Na avaliação médica, refere João Goulão, importa detalhar a história clinica prévia, o desenvolvimento psicomotor, a história familiar (pela influência genética que implica), avaliar a idade em que houve continência diurna, o ritmo e características das micções, o trânsito intestinal (pela associação frequente com obstipação), a caracterização dos hábitos alimentares e de consumo de líquidos e o próprio sono (horários, profundidade, facilidade ou dificuldade em despertar, características, roncopatia e apneia.)
Mas afinal, o que causa este problema? “A enurese é com frequência multifactorial e inclui uma influência genética (história familiar), um atraso na maturação com menor capacidade da bexiga e hiperatividade da musculatura da bexiga (músculo detrusor), um défice de produção de hormona antidiurética com poliúria noturna e alterações do sono”, refere o cirurgião. Já as causas orgânicas representam uma minoria dos doentes (menos de 20 por cento) podendo incluir problemas tão diversos como doenças neurológicas (bexiga neurogénica, epilepsia), doenças do aparelho urinário (como infeções, malformações congénitas, insuficiência renal), doenças endócrinas (diabetes, hipertiroidismo) entre muitas outras.
Saber ajudar a criança que faz chichi na cama!
Ajudar a criança passar por saber em primeiro lugar o que não fazer: “ é importante passar a ideia de que desaprovar é diferente de castigar, e tentar incutir na criança o sentido de responsabilidade e reforço positivo, com recompensa por noites secas”, esclarece João Goulão.
A psicóloga Ana Gonçalves Corrêa frisa mesmo que, independentemente da origem da enurese, a forma como os pais lidam com a situação é muito importante, já que se o fizerem incorretamente, poderá existir um agravamento: “é fundamental que os pais não se zanguem com a criança, assim como não a punam. Inversamente, deverão elogiá-la e até recompensá-la por cada noite em que não o faz.”
A psicóloga refere ainda que, sabendo-se que a situação é penosa e embaraçosa para a própria criança, o assunto deve ser tratado com bastante discrição, pelo que é importante não expor a criança perante outras pessoas, inclusive os seus irmãos e outros familiares.
A nível de medidas gerais para controlar os problemas, Ana Gonçalves Corrêa e João Goulão, referem as mesmas: criar um diário miccional, jantar cedo e restringir a ingestão de líquidos a partir dessa hora, lembrar a criança de ir à casa de banho antes de se deitar e, se possível, os pais devem acordá-la quando se vão deitar para ela urinar de novo a essa hora.
E, por muito que custe durante a noite e com o sono, andar a desfazer e fazer camas, bem como a dar banhos e a mudar pijamas, o uso das fraldas é totalmente desaconselhado: “podem originar um retrocesso e transmitem uma mensagem de falta de confiança para a criança”, explica Ana Corrêa.

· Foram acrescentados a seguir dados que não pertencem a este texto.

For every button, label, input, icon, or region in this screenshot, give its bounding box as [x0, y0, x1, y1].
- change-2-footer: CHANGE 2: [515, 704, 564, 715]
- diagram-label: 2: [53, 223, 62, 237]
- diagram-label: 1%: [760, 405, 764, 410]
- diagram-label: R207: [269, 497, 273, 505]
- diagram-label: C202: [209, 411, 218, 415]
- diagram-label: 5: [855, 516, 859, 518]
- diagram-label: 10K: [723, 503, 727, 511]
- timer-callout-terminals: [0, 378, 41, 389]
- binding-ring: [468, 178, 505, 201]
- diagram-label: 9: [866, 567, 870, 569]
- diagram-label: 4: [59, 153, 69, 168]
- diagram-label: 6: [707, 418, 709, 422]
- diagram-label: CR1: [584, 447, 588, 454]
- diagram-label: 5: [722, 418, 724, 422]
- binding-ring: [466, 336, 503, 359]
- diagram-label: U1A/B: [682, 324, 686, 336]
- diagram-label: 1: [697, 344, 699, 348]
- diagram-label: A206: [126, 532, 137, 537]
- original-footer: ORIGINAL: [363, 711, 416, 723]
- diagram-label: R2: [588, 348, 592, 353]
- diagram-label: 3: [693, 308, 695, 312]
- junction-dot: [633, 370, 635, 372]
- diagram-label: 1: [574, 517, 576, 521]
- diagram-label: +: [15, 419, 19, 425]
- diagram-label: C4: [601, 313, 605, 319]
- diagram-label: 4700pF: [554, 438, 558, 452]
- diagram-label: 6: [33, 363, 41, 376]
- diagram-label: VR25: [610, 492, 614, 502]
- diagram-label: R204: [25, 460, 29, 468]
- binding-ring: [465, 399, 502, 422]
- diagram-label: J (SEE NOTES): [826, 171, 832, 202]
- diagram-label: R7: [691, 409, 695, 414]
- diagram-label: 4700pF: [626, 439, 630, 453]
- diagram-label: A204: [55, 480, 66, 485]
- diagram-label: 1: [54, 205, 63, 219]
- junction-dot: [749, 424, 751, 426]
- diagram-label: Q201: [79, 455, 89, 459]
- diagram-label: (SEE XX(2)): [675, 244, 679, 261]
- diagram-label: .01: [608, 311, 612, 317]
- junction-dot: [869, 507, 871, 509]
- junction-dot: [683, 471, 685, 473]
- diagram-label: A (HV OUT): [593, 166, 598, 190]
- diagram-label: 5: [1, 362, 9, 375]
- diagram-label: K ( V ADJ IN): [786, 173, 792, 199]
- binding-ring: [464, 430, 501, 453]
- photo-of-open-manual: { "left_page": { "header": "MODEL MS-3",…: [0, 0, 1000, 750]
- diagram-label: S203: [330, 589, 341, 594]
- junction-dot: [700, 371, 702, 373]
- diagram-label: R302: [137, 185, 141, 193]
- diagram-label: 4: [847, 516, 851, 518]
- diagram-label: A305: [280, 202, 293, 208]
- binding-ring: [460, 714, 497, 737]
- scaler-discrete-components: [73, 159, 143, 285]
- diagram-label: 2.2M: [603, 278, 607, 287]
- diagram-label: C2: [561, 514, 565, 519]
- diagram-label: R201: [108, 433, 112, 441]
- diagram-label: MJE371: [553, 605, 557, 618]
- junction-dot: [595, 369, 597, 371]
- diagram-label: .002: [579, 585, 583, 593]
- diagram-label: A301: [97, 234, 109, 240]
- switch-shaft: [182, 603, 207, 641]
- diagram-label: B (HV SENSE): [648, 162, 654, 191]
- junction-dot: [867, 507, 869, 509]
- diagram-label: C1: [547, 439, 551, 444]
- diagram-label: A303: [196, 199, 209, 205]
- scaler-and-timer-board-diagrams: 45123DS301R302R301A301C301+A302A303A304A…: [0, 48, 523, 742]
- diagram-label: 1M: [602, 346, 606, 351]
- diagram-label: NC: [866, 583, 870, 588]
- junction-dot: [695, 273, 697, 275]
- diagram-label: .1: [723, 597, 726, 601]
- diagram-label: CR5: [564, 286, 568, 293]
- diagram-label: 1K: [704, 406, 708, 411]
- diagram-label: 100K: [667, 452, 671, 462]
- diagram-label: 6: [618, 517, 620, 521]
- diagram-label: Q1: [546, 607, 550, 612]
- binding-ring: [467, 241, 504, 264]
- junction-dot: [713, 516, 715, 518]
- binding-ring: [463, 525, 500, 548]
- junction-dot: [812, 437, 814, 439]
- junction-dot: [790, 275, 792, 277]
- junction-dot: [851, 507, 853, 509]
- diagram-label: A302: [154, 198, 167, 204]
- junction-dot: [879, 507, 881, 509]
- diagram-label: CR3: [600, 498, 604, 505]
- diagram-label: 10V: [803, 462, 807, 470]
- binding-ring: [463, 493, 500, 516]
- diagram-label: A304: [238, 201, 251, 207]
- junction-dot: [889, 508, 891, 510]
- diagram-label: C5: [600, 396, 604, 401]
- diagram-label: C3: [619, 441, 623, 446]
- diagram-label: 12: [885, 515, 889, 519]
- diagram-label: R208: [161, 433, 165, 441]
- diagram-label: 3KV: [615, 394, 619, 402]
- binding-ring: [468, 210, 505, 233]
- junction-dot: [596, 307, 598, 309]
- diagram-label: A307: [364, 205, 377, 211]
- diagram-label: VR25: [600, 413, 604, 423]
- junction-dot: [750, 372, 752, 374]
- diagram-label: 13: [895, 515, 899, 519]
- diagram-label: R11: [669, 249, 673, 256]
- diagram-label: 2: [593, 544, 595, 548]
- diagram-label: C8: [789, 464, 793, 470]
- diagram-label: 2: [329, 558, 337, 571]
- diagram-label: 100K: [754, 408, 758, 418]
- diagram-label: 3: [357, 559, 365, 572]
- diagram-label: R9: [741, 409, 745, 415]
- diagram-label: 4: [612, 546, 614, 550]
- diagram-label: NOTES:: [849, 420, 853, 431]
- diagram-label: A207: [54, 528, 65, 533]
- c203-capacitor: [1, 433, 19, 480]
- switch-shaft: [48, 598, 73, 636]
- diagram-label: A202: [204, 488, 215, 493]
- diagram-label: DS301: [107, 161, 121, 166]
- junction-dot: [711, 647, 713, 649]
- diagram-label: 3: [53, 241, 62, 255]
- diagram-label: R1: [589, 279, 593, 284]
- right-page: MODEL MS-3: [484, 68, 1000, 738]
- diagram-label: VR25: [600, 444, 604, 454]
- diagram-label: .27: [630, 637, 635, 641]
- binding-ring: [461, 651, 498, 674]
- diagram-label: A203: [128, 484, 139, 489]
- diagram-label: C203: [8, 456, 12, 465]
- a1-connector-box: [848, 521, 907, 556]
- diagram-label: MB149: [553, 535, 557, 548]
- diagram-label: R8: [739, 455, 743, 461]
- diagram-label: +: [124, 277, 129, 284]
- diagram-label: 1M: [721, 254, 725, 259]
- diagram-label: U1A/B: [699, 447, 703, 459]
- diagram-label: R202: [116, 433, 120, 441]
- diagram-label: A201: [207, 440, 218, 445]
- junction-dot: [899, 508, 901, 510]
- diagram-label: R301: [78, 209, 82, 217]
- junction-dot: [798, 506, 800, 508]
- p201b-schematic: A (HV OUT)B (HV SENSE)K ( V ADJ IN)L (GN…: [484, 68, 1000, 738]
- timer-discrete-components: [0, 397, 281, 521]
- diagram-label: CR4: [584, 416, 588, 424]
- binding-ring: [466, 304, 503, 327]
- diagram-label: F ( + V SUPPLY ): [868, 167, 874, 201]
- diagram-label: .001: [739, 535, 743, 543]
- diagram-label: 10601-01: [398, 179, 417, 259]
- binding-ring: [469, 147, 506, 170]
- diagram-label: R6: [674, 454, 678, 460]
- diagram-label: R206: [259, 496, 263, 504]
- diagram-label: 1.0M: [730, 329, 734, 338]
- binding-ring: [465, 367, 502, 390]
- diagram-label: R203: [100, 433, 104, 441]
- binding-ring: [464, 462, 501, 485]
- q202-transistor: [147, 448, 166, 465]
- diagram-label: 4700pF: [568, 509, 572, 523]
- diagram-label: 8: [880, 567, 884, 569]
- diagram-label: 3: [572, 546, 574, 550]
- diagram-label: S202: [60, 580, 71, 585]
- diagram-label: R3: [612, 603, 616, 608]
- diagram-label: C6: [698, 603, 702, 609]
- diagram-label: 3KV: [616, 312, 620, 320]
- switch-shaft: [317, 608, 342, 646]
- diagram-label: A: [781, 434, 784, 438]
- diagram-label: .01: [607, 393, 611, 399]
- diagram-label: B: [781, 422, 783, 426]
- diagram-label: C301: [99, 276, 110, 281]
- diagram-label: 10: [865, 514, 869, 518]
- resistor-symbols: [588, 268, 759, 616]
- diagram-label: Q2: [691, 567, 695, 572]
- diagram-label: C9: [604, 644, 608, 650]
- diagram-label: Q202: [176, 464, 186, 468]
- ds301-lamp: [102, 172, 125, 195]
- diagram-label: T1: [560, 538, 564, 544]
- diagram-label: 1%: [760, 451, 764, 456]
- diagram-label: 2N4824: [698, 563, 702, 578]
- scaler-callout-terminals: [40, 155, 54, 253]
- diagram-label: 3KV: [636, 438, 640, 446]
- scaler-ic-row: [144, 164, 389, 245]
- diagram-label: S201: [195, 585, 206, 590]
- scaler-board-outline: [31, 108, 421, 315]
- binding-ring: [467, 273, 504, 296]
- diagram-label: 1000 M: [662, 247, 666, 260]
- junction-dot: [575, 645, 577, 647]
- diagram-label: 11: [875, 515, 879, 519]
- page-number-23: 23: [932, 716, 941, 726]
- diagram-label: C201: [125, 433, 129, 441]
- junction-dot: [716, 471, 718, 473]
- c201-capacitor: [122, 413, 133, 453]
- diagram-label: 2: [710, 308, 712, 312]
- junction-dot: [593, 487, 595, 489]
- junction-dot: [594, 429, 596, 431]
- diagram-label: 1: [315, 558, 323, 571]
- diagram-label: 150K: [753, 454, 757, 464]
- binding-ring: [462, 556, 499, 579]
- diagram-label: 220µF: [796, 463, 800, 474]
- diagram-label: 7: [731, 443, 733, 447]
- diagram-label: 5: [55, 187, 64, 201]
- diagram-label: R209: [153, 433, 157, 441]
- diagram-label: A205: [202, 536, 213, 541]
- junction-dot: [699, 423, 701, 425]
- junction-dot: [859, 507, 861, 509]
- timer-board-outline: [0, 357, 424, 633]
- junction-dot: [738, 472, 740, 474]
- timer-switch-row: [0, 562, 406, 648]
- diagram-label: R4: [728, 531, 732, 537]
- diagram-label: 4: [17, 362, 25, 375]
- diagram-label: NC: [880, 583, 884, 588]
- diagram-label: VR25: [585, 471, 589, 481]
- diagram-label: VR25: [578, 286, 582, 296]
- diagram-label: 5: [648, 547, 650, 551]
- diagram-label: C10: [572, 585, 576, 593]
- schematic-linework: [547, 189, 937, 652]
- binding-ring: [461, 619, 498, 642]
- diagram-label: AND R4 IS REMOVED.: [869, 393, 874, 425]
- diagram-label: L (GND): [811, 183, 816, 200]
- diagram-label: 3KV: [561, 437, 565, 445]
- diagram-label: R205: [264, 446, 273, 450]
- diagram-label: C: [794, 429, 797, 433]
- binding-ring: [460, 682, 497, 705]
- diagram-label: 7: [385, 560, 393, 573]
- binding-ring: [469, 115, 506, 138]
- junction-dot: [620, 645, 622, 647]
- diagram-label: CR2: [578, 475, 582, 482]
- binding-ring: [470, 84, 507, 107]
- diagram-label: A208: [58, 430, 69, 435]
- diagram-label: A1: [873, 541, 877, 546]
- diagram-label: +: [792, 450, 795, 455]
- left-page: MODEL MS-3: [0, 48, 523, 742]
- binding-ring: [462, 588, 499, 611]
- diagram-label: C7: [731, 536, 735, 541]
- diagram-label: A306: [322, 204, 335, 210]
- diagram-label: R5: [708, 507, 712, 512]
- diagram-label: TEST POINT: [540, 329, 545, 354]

João Goulão reforça ainda que é importante motivar a criança a ter um papel ativo nestas situações levantando-se para completar a micção na casa-de-banho e participando na limpeza da cama e roupas.
Pode parecer desesperante para pais e filhos, mas procure relativizar: é uma fase e, seja com o tratamento necessário, seja com o apoio dos pais e alguma paciência, vai passar.